Surrounding ourselves with those different from us means we must engage with some we find to be hard to love. Bob Goff made the comment he prefers to see difficult people as being “delightfully different”. That’s a great philosophy. What if we let the differences of others fascinate rather than frustrate us? Our aversion to the so-called difficult people is because they are so unlike us. Remember, God accepts and loves them as they are. Since Jesus lives in us and through us, this means we must love and accept them with all their “delightful differences”!
Why isn’t our sphere of influence more diverse and eclectic? Do we fear such people might expose the flaws in our way of thinking? Are we more concerned with comfort or making connections? It’s easy to believe other Christians will share the same political and social opinions we hold, but the truth is far different. Christ-followers come from all walks of life and hold various opinions about a multitude of issues. Each of us can back up our beliefs with some hand-picked verses of Scripture and have a deep conviction we are correct. What if, instead of trying to convince the other party to see the error of their ways, we admitted their views differ from our own, assume they have the best intentions, and love them as Christ does? Isn’t that what being a disciple of Jesus is all about?

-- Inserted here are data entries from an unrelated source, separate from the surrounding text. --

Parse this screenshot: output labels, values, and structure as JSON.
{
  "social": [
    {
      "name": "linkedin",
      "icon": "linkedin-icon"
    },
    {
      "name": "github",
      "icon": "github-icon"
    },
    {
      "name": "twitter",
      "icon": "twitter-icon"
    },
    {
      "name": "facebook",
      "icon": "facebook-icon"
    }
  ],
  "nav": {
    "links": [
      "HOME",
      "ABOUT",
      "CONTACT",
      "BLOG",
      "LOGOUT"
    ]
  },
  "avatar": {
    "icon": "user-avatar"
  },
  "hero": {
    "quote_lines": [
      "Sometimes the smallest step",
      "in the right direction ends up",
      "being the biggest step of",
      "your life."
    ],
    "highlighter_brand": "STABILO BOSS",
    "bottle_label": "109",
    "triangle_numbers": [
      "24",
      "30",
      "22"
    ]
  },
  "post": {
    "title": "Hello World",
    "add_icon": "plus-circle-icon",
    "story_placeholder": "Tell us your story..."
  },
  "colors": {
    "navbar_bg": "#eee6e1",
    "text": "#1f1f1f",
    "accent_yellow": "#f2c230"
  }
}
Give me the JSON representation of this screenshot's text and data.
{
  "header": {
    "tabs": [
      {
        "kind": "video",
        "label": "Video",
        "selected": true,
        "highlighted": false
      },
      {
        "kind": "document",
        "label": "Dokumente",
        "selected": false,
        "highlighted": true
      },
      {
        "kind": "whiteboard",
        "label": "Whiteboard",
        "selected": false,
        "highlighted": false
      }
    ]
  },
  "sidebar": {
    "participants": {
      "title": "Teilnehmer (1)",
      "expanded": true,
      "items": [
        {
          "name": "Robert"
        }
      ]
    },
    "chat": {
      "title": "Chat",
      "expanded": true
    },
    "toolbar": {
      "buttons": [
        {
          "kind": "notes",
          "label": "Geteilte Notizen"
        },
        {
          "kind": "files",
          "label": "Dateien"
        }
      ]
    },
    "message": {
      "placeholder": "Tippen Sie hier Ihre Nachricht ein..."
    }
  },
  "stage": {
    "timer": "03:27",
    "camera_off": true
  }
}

Bob Goff also said, “When did having the same beliefs and opinions become a prerequisite to accepting and loving others?” If we don’t hang out with those who don’t know Jesus, who do we suppose will tell them? And if we don’t love our Christian brothers and sisters despite them having opposing political and social views, how can we ever expect to look like Jesus? Having a diverse and eclectic group of friends now will not only prepare us for what’s coming, but it will also show our commitment to the multifaceted and endlessly creative Creator whom we worship. Don’t fear or avoid the differences of others. Embrace and love them just as Christ embraces and loves you.